How to get values of dictionary by using array of keys?

rmsmsgood · December 26, 2021, 4:11pm

I want access to dictionary with vector, or array. If it possible natively, i want like below code:

julia> foo = Dict("Ac" => 4, "B" => 1, "d" => 2)
Dict{String, Int64} with 3 entries:
  "B"  => 1
  "Ac" => 4
  "d"  => 2

julia> bar = ["Ac", "Ac", "d"]
3-element Vector{String}:
 "Ac"
 "Ac"
 "d"

julia> foo[bar]
3-element Vector{Int64}:
 4
 4
 2

Of course if bar is array of integer, then i can use array of array but i need string index. Is there good solution?

pdeffebach · December 26, 2021, 4:15pm

julia> getindex.(Ref(foo), bar)
3-element Vector{Int64}:
 4
 4
 2

rocco_sprmnt21 · December 26, 2021, 6:35pm

get.([foo],bar,"na")

rafael.guerra · December 26, 2021, 7:50pm

@rocco_sprmnt21, returning an integer as default seems to further speed up your solution. Some type stability matter?

lungben · December 26, 2021, 7:51pm

Or

[foo[i] for i in bar]

rocco_sprmnt21 · December 26, 2021, 8:05pm

I was looking for an acronym for “not available” value.
I still don’t quite understand (euphemism) the type stability issues, so I don’t know how to generally take them into account.
In this case I could use the default “Inf” as an acronym for “index not found”

gustaphe · December 26, 2021, 9:26pm

Type stability means the function returns the same type every time (or rather the type of the output is entirely determined by the type of the inputs). Returning Inf won’t help, you’ll need an Int. -1 or 0 or typemin(Int) are typical choices.
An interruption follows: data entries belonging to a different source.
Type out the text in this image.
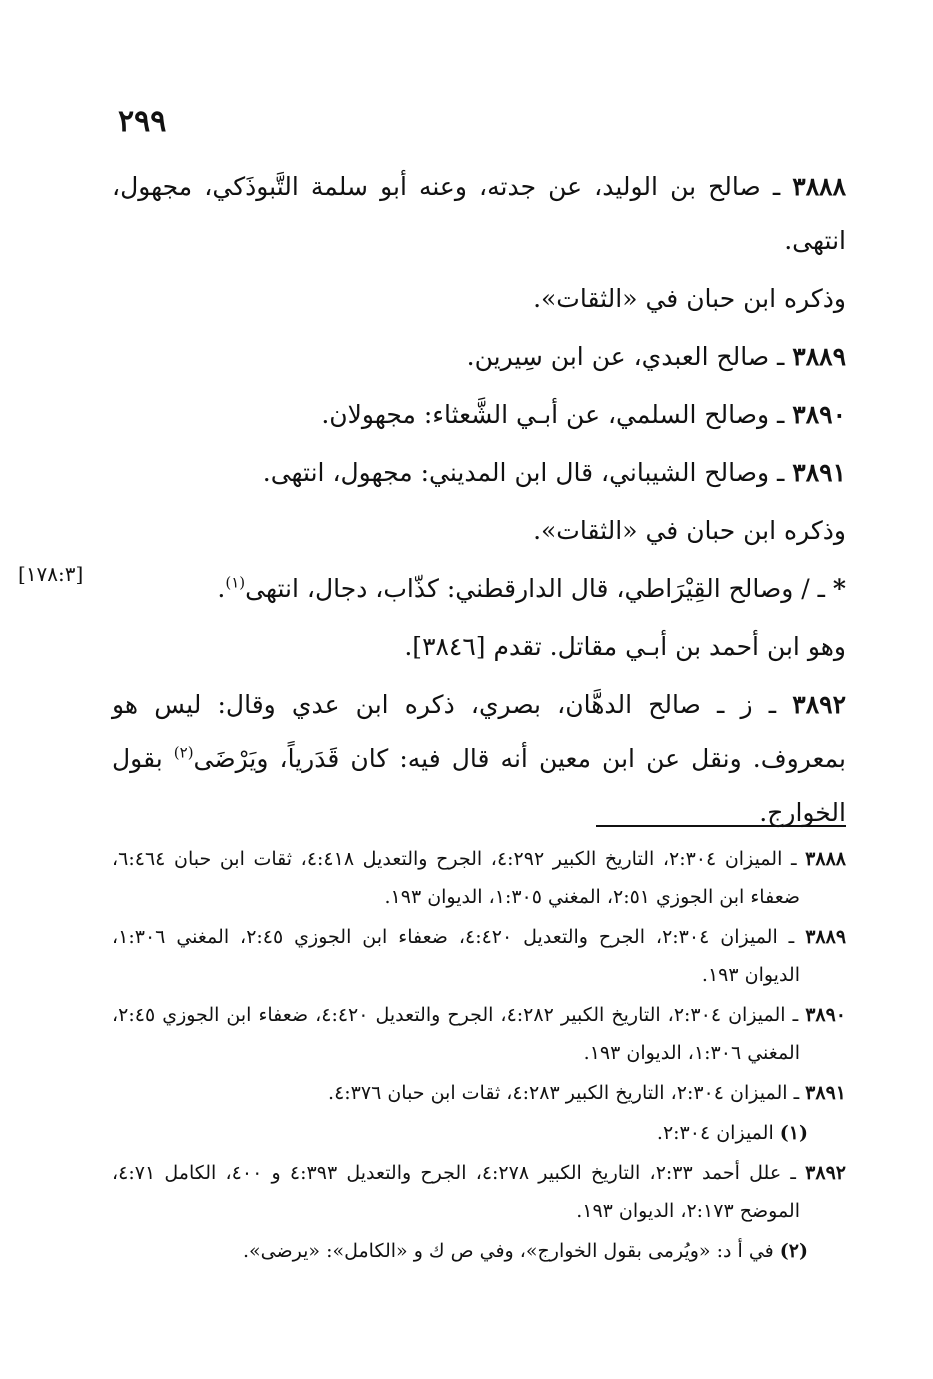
٢٩٩
[١٧٨:٣]

٣٨٨٨ ـ صالح بن الوليد، عن جدته، وعنه أبو سلمة التَّبوذَكي، مجهول، انتهى.

وذكره ابن حبان في «الثقات».

٣٨٨٩ ـ صالح العبدي، عن ابن سِيرين.

٣٨٩٠ ـ وصالح السلمي، عن أبـي الشَّعثاء: مجهولان.

٣٨٩١ ـ وصالح الشيباني، قال ابن المديني: مجهول، انتهى.

وذكره ابن حبان في «الثقات».

* ـ / وصالح القِيْرَاطي، قال الدارقطني: كذّاب، دجال، انتهى$^{(١)}$.

وهو ابن أحمد بن أبـي مقاتل. تقدم [٣٨٤٦].

٣٨٩٢ ـ ز ـ صالح الدهَّان، بصري، ذكره ابن عدي وقال: ليس هو بمعروف. ونقل عن ابن معين أنه قال فيه: كان قَدَرياً، ويَرْضَى$^{(٢)}$ بقول الخوارج.

٣٨٨٨ ـ الميزان ٢:٣٠٤، التاريخ الكبير ٤:٢٩٢، الجرح والتعديل ٤:٤١٨، ثقات ابن حبان ٦:٤٦٤، ضعفاء ابن الجوزي ٢:٥١، المغني ١:٣٠٥، الديوان ١٩٣.

٣٨٨٩ ـ الميزان ٢:٣٠٤، الجرح والتعديل ٤:٤٢٠، ضعفاء ابن الجوزي ٢:٤٥، المغني ١:٣٠٦، الديوان ١٩٣.

٣٨٩٠ ـ الميزان ٢:٣٠٤، التاريخ الكبير ٤:٢٨٢، الجرح والتعديل ٤:٤٢٠، ضعفاء ابن الجوزي ٢:٤٥، المغني ١:٣٠٦، الديوان ١٩٣.

٣٨٩١ ـ الميزان ٢:٣٠٤، التاريخ الكبير ٤:٢٨٣، ثقات ابن حبان ٤:٣٧٦.

(١) الميزان ٢:٣٠٤.

٣٨٩٢ ـ علل أحمد ٢:٣٣، التاريخ الكبير ٤:٢٧٨، الجرح والتعديل ٤:٣٩٣ و ٤٠٠، الكامل ٤:٧١، الموضح ٢:١٧٣، الديوان ١٩٣.

(٢) في أ د: «ويُرمى بقول الخوارج»، وفي ص ك و «الكامل»: «يرضى».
If those are meaningful values, maybe there is no good integer choice. If so, you can abandon type stability, I would probably go with missing.

rocco_sprmnt21 · December 27, 2021, 12:41pm

ah … here’s the problem that Inf is only defined for float numbers and not for integers too.
I had been told this, but I had forgotten it.
Maybe because it didn’t quite convince me why there is no Inf for integers.
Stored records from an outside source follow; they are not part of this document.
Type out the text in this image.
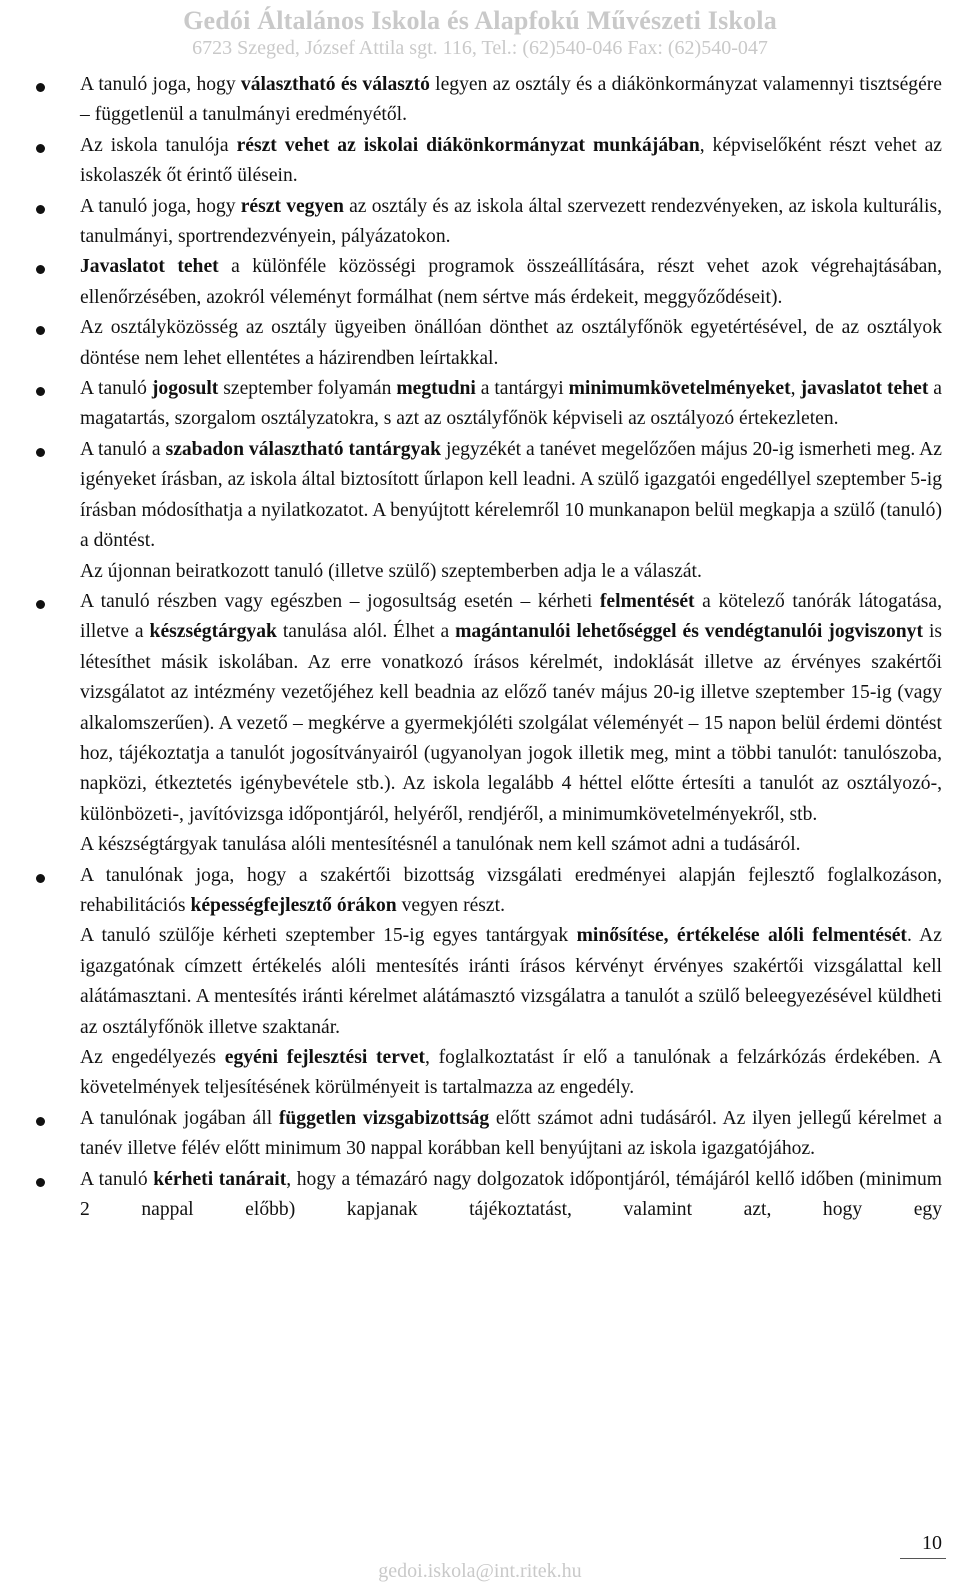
Gedói Általános Iskola és Alapfokú Művészeti Iskola
6723 Szeged, József Attila sgt. 116, Tel.: (62)540-046 Fax: (62)540-047
A tanuló joga, hogy választható és választó legyen az osztály és a diákönkormányzat valamennyi tisztségére – függetlenül a tanulmányi eredményétől.
Az iskola tanulója részt vehet az iskolai diákönkormányzat munkájában, képviselőként részt vehet az iskolaszék őt érintő ülésein.
A tanuló joga, hogy részt vegyen az osztály és az iskola által szervezett rendezvényeken, az iskola kulturális, tanulmányi, sportrendezvényein, pályázatokon.
Javaslatot tehet a különféle közösségi programok összeállítására, részt vehet azok végrehajtásában, ellenőrzésében, azokról véleményt formálhat (nem sértve más érdekeit, meggyőződéseit).
Az osztályközösség az osztály ügyeiben önállóan dönthet az osztályfőnök egyetértésével, de az osztályok döntése nem lehet ellentétes a házirendben leírtakkal.
A tanuló jogosult szeptember folyamán megtudni a tantárgyi minimumkövetelményeket, javaslatot tehet a magatartás, szorgalom osztályzatokra, s azt az osztályfőnök képviseli az osztályozó értekezleten.
A tanuló a szabadon választható tantárgyak jegyzékét a tanévet megelőzően május 20-ig ismerheti meg. Az igényeket írásban, az iskola által biztosított űrlapon kell leadni. A szülő igazgatói engedéllyel szeptember 5-ig írásban módosíthatja a nyilatkozatot. A benyújtott kérelemről 10 munkanapon belül megkapja a szülő (tanuló) a döntést.
Az újonnan beiratkozott tanuló (illetve szülő) szeptemberben adja le a válaszát.
A tanuló részben vagy egészben – jogosultság esetén – kérheti felmentését a kötelező tanórák látogatása, illetve a készségtárgyak tanulása alól. Élhet a magántanulói lehetőséggel és vendégtanulói jogviszonyt is létesíthet másik iskolában. Az erre vonatkozó írásos kérelmét, indoklását illetve az érvényes szakértői vizsgálatot az intézmény vezetőjéhez kell beadnia az előző tanév május 20-ig illetve szeptember 15-ig (vagy alkalomszerűen). A vezető – megkérve a gyermekjóléti szolgálat véleményét – 15 napon belül érdemi döntést hoz, tájékoztatja a tanulót jogosítványairól (ugyanolyan jogok illetik meg, mint a többi tanulót: tanulószoba, napközi, étkeztetés igénybevétele stb.). Az iskola legalább 4 héttel előtte értesíti a tanulót az osztályozó-, különbözeti-, javítóvizsga időpontjáról, helyéről, rendjéről, a minimumkövetelményekről, stb.
A készségtárgyak tanulása alóli mentesítésnél a tanulónak nem kell számot adni a tudásáról.
A tanulónak joga, hogy a szakértői bizottság vizsgálati eredményei alapján fejlesztő foglalkozáson, rehabilitációs képességfejlesztő órákon vegyen részt.
A tanuló szülője kérheti szeptember 15-ig egyes tantárgyak minősítése, értékelése alóli felmentését. Az igazgatónak címzett értékelés alóli mentesítés iránti írásos kérvényt érvényes szakértői vizsgálattal kell alátámasztani. A mentesítés iránti kérelmet alátámasztó vizsgálatra a tanulót a szülő beleegyezésével küldheti az osztályfőnök illetve szaktanár.
Az engedélyezés egyéni fejlesztési tervet, foglalkoztatást ír elő a tanulónak a felzárkózás érdekében. A követelmények teljesítésének körülményeit is tartalmazza az engedély.
A tanulónak jogában áll független vizsgabizottság előtt számot adni tudásáról. Az ilyen jellegű kérelmet a tanév illetve félév előtt minimum 30 nappal korábban kell benyújtani az iskola igazgatójához.
A tanuló kérheti tanárait, hogy a témazáró nagy dolgozatok időpontjáról, témájáról kellő időben (minimum 2 nappal előbb) kapjanak tájékoztatást, valamint azt, hogy egy
10
gedoi.iskola@int.ritek.hu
rocco_sprmnt21 · December 27, 2021, 12:48pm

a small adaptation

[foo[k] for k in bar if k in keys(foo)]

rafael.guerra · December 27, 2021, 4:18pm

@rocco_sprmnt21, silent failures may not be a good idea. It might be better something like (improved with feedback from @gustaphe):

[haskey(foo, k) ? foo[k] : missing for k in bar]

gustaphe · December 27, 2021, 4:21pm

Then get.(Ref(foo), bar, missing) is nicer to me.

rafael.guerra · December 27, 2021, 4:22pm

Or get.((foo,), bar, missing)
They are nicer but benchmark here twice as slow as the comprehension.
What about on your end?

gustaphe · December 27, 2021, 4:26pm

Also haskey(y, x) is better than x in keys(y).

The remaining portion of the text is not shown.